Pesquisadora admite erros em estudo sobre polilaminina e promete nova versão

Amanda Rocha
Tempo: 5 min.

A pesquisadora Tatiana Sampaio, responsável pela pesquisa que apresentou a polilaminina como um possível tratamento para lesões na medula espinhal, afirmou que fará correções no artigo que apresenta os primeiros testes em humanos. Segundo ela, o texto passará por uma revisão geral, com correções, ajustes na apresentação dos dados e mudanças na forma como os resultados foram descritos.

O estudo foi divulgado como pré-print, uma versão preliminar de um artigo científico que é disponibilizada publicamente antes de passar pela revisão de outros pesquisadores. A polilaminina é uma proteína derivada da laminina, uma molécula presente naturalmente nos tecidos do corpo que ajuda a dar suporte às células. A hipótese do tratamento é que, aplicada na medula lesionada, ela poderia estimular a regeneração de conexões nervosas.
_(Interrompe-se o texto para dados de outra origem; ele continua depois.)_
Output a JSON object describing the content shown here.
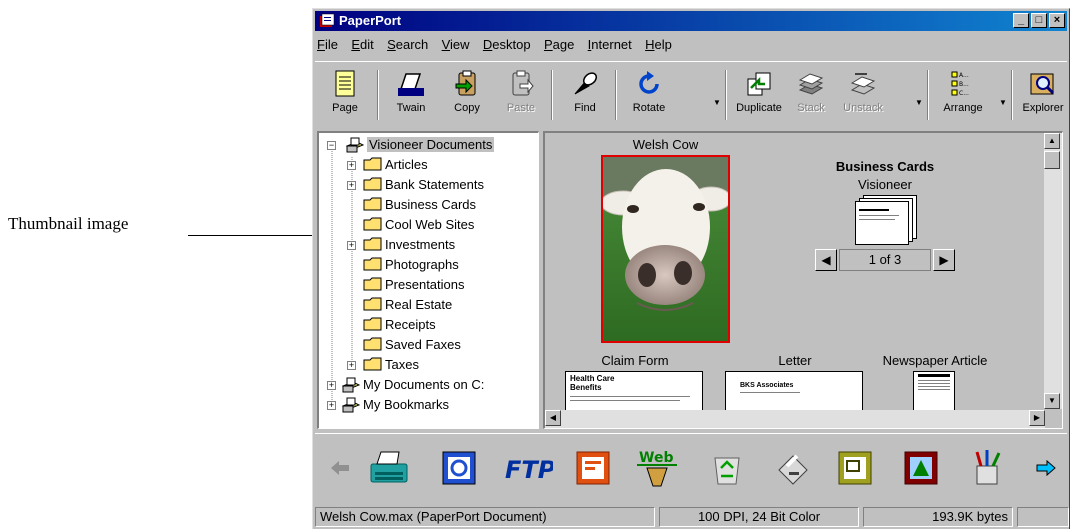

O trabalho que Tatiana vai revisar foi divulgado em pré-print em fevereiro de 2024 e aborda o resultado de duas décadas de pesquisas na Universidade Federal do Rio de Janeiro (UFRJ), incluindo a fase experimental em oito pacientes humanos que começou em 2018. Os resultados atraíram a farmacêutica Cristália, que já investiu R$ 100 milhões na pesquisa para que a polilaminina seja transformada em medicamento.
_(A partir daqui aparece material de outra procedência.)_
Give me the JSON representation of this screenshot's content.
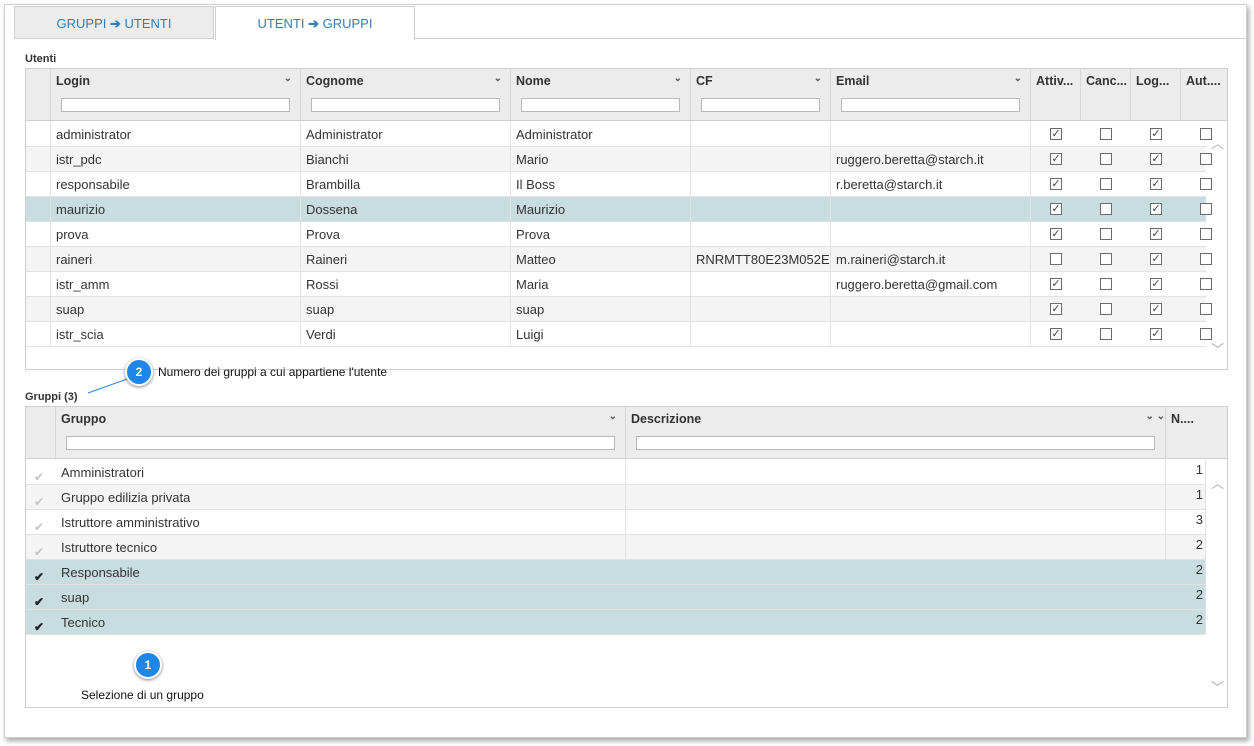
{
  "tabs": [
    {
      "label_a": "GRUPPI",
      "label_b": "UTENTI",
      "active": false
    },
    {
      "label_a": "UTENTI",
      "label_b": "GRUPPI",
      "active": true
    }
  ],
  "users": {
    "section_title": "Utenti",
    "columns": [
      "Login",
      "Cognome",
      "Nome",
      "CF",
      "Email",
      "Attiv...",
      "Canc...",
      "Log...",
      "Aut...."
    ],
    "rows": [
      {
        "login": "administrator",
        "cognome": "Administrator",
        "nome": "Administrator",
        "cf": "",
        "email": "",
        "attivo": true,
        "canc": false,
        "log": true,
        "aut": false
      },
      {
        "login": "istr_pdc",
        "cognome": "Bianchi",
        "nome": "Mario",
        "cf": "",
        "email": "ruggero.beretta@starch.it",
        "attivo": true,
        "canc": false,
        "log": true,
        "aut": false
      },
      {
        "login": "responsabile",
        "cognome": "Brambilla",
        "nome": "Il Boss",
        "cf": "",
        "email": "r.beretta@starch.it",
        "attivo": true,
        "canc": false,
        "log": true,
        "aut": false
      },
      {
        "login": "maurizio",
        "cognome": "Dossena",
        "nome": "Maurizio",
        "cf": "",
        "email": "",
        "attivo": true,
        "canc": false,
        "log": true,
        "aut": false
      },
      {
        "login": "prova",
        "cognome": "Prova",
        "nome": "Prova",
        "cf": "",
        "email": "",
        "attivo": true,
        "canc": false,
        "log": true,
        "aut": false
      },
      {
        "login": "raineri",
        "cognome": "Raineri",
        "nome": "Matteo",
        "cf": "RNRMTT80E23M052E",
        "email": "m.raineri@starch.it",
        "attivo": false,
        "canc": false,
        "log": true,
        "aut": false
      },
      {
        "login": "istr_amm",
        "cognome": "Rossi",
        "nome": "Maria",
        "cf": "",
        "email": "ruggero.beretta@gmail.com",
        "attivo": true,
        "canc": false,
        "log": true,
        "aut": false
      },
      {
        "login": "suap",
        "cognome": "suap",
        "nome": "suap",
        "cf": "",
        "email": "",
        "attivo": true,
        "canc": false,
        "log": true,
        "aut": false
      },
      {
        "login": "istr_scia",
        "cognome": "Verdi",
        "nome": "Luigi",
        "cf": "",
        "email": "",
        "attivo": true,
        "canc": false,
        "log": true,
        "aut": false
      }
    ],
    "selected_row": 3
  },
  "groups": {
    "section_title": "Gruppi (3)",
    "columns": [
      "Gruppo",
      "Descrizione",
      "N...."
    ],
    "rows": [
      {
        "name": "Amministratori",
        "desc": "",
        "n": "1",
        "checked": false
      },
      {
        "name": "Gruppo edilizia privata",
        "desc": "",
        "n": "1",
        "checked": false
      },
      {
        "name": "Istruttore amministrativo",
        "desc": "",
        "n": "3",
        "checked": false
      },
      {
        "name": "Istruttore tecnico",
        "desc": "",
        "n": "2",
        "checked": false
      },
      {
        "name": "Responsabile",
        "desc": "",
        "n": "2",
        "checked": true
      },
      {
        "name": "suap",
        "desc": "",
        "n": "2",
        "checked": true
      },
      {
        "name": "Tecnico",
        "desc": "",
        "n": "2",
        "checked": true
      }
    ]
  },
  "callouts": [
    {
      "number": "2",
      "text": "Numero dei gruppi a cui appartiene l'utente"
    },
    {
      "number": "1",
      "text": "Selezione di un gruppo"
    }
  ],
  "colors": {
    "accent": "#2f7fb8",
    "selected_row": "#c8dde0",
    "badge": "#1e86e8"
  }
}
No início de 2026, o estudo e Tatiana ganharam destaque quando a cientista passou a dar entrevistas ao lado de Bruno Drummond, um dos pacientes que participou da pesquisa e voltou a andar após uma lesão medular. A divulgação gerou grande repercussão nas redes sociais e também críticas de especialistas sobre a pesquisa.

Pesquisadores questionaram pontos do trabalho, como inconsistências na apresentação de alguns dados e a interpretação de eficácia do tratamento sem que fosse possível isolar o efeito da substância de outras intervenções, como cirurgia e fisioterapia intensiva. Um exemplo envolve um paciente que morreu poucos dias após o procedimento, mas que nos dados do estudo aparecia com melhoras registradas após cerca de 400 dias de tratamento. Tatiana reconheceu que isso foi um erro e que será corrigido.

Ela negou que as mudanças estejam sendo feitas em resposta às críticas. A primeira versão corrigida do texto foi apresentada a duas revistas, a Springer Nature e o Journal of Neurosurgery, mas foi rejeitada por ambas. Tatiana agora trabalha em uma nova versão do artigo na tentativa de publicá-lo em uma revista científica.

As mudanças incluem correções técnicas, ajustes na apresentação de dados e novas explicações sobre os resultados do estudo. Tatiana afirmou que as alterações não modificam os dados já apresentados nem as conclusões da pesquisa, mantendo a crença na eficácia da polilaminina.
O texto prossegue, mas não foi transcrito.